GAP3D

This repository contains the code accompanying the paper "GAP3D: Generative Alignment of VLM Latents to Patch-Level Embeddings for 3D Generation". We propose a modular, diffusion-based approach that aligns VLM-generated latents directly to the complete, patch-level feature space of a pre-trained image encoder (DINOv2), enabling a frozen downstream 3D generative model (TRELLIS) to utilize a VLM as prompt encoder while maintaining a spatially structured conditioning signal.

Our approach builds on BLIP3-o, which uses a diffusion transformer to map VLM latents to a small set of pooled CLIP-style image embeddings. We extend this paradigm to the full, spatially structured patch-level embedding space of a pre-trained image encoder (DINOv2 ViT-L/14), jointly generating CLS, 4 register, and 1369 patch tokens from a frozen Qwen2.5-VL-3B VLM. The generated embeddings are fed into the frozen TRELLIS image-to-3D pipeline, enabling modular text-to-3D and emergent multimodal-to-3D generation without end-to-end retraining.

Prompt	Generated Asset
"Vintage camera with leather case."
"Portable transistor radio, dark cover, speaker grille, brand logo on front."
"Metallic dog-like robot with articulated legs and futuristic design elements."
"A weather-worn vintage delivery van with a boxy shape, a rusted faded green finish, square windows, rusty roof rack."

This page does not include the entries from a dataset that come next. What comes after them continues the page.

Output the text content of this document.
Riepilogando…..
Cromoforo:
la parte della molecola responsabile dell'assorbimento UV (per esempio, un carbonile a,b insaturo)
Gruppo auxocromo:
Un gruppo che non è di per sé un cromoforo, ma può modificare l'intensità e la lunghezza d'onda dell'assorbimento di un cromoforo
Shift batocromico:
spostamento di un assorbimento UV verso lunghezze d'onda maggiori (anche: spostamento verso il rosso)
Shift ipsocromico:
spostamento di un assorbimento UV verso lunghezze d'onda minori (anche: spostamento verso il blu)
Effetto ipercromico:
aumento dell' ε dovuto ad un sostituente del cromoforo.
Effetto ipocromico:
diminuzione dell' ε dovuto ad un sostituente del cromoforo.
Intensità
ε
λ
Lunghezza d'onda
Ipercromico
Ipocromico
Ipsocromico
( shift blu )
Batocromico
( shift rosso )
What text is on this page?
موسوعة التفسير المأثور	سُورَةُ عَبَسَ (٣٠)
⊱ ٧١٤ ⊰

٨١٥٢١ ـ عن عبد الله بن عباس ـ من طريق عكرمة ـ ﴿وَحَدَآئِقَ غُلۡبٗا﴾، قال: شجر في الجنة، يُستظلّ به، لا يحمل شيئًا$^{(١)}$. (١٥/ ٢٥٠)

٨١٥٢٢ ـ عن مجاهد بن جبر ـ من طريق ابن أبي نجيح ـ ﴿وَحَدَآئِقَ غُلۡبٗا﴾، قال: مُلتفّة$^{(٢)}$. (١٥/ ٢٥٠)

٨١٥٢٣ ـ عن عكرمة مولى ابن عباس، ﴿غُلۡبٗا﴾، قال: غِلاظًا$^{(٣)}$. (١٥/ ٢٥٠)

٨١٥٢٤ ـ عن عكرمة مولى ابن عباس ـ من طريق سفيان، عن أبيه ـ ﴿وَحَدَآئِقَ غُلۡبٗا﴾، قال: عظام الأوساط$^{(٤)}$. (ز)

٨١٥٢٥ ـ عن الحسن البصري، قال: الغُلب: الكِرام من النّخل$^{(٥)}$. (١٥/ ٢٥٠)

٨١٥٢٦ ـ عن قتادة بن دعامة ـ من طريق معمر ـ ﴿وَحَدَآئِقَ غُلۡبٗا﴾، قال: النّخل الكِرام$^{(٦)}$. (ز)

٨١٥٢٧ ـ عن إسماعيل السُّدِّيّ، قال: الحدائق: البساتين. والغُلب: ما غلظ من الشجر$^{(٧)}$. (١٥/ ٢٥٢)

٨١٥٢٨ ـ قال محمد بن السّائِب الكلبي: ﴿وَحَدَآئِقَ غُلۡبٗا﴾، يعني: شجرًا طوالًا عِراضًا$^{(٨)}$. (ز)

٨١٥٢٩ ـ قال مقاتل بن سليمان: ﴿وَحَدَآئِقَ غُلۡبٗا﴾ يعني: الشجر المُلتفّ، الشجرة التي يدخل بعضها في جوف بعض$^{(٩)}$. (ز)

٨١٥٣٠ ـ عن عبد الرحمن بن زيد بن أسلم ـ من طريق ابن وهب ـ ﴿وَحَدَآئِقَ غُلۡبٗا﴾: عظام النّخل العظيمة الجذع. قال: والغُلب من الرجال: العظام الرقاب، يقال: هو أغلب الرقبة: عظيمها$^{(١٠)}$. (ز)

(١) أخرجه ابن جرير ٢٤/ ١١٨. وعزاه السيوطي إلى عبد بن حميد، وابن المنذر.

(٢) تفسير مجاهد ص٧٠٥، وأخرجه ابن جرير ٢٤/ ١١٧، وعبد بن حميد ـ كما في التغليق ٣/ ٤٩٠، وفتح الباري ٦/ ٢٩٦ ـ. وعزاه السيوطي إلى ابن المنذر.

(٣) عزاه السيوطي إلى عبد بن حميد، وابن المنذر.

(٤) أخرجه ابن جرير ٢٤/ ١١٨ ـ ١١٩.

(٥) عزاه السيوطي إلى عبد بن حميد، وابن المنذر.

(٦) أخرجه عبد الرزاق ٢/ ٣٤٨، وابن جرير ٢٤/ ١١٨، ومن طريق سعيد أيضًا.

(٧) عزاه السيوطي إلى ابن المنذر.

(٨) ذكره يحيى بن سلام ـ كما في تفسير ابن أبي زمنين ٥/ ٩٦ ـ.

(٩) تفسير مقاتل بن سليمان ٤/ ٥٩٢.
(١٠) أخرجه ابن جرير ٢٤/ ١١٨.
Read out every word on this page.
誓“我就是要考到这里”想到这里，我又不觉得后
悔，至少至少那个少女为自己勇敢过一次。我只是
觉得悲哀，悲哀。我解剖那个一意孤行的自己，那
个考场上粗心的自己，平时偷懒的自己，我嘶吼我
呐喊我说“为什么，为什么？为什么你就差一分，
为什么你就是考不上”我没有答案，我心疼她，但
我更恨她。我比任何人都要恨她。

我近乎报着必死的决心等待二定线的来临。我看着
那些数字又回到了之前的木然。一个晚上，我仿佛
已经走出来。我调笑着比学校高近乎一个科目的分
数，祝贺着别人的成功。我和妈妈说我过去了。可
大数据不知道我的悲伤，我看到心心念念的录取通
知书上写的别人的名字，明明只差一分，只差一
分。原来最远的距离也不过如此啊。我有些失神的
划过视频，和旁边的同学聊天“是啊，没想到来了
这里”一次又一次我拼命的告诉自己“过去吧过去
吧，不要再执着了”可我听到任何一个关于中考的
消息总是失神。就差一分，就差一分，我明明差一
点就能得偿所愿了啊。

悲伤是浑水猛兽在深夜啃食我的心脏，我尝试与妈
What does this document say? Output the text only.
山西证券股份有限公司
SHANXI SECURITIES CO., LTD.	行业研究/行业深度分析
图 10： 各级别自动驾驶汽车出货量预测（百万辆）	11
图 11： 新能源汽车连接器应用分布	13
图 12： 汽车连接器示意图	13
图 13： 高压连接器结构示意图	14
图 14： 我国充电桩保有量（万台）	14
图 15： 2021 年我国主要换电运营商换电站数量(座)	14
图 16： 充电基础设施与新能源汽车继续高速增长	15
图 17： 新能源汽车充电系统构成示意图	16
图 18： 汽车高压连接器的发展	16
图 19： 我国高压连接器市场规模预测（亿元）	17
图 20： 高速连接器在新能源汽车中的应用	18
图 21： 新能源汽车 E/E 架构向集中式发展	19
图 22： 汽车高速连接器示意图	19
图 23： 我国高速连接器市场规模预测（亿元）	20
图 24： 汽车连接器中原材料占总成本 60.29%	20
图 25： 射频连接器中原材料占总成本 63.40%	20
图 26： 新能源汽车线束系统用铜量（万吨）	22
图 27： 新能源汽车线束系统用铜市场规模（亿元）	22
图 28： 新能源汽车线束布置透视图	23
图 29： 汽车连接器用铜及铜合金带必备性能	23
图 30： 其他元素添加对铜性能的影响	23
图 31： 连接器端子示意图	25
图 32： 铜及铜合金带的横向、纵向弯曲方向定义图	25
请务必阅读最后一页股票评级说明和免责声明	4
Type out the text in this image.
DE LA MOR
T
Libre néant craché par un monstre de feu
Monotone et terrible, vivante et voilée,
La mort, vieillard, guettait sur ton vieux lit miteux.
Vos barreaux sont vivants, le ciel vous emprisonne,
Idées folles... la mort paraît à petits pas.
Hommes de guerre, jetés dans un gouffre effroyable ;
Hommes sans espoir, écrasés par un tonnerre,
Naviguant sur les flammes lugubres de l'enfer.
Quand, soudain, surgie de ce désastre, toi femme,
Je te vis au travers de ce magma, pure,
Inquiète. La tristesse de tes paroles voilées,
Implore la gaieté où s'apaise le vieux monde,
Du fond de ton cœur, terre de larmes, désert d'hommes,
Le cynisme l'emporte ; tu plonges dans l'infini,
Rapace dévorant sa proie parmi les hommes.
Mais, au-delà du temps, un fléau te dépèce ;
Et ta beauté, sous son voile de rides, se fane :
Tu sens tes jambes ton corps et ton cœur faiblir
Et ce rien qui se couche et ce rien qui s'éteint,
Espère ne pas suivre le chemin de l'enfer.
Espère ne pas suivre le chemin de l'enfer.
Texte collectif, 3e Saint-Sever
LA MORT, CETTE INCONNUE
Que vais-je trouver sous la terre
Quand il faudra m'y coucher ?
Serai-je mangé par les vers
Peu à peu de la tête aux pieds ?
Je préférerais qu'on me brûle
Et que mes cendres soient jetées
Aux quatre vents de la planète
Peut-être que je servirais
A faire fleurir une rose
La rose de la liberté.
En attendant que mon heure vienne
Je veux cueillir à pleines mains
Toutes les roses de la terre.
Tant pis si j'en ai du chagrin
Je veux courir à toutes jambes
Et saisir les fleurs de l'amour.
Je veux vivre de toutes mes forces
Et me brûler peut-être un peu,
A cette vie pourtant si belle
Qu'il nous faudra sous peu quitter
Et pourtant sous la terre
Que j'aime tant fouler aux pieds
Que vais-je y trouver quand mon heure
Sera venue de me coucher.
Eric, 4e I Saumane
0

GAP3D is built around, and modifies, two existing open-source components:

BLIP3-o (in BLIP3o/): our fork/extension of the unified multimodal BLIP3-o model, where we replace the original diffusion transformer head to jointly generate DINOv2 CLS, register, and patch embeddings from VLM latents.
TRELLIS (in TRELLIS/): our working copy of the TRELLIS 3D asset generation codebase, with local changes for this project (e.g., BLIP-conditioned image-to-3D and evaluation utilities).

Repository Layout

BLIP3o/ -- BLIP3-o codebase and training/eval scripts, with additional code for this paper (DINO-grid prediction head, alignment metrics, Toys4K helpers, etc.).
TRELLIS/ -- TRELLIS image/text-to-3D and dataset tooling, plus our integration and eval changes (e.g., BLIP-TRELLIS pipelines and Toys4K evaluation).
eval/ -- Joint BLIP-TRELLIS evaluation utilities (e.g. Toys4K experiments).
run/ -- Convenience scripts for end-to-end inference and debugging.
point-e/ -- Local copy of the Point-E codebase used for point-cloud feature extraction and metrics.

Installation

conda create -n blip-trellis python=3.11 -y
conda activate blip-trellis
pip install -r requirements.txt
pip install -e BLIP3o --no-deps

Requirements: Linux, CUDA GPU (tested with CUDA 12.4), Python 3.11.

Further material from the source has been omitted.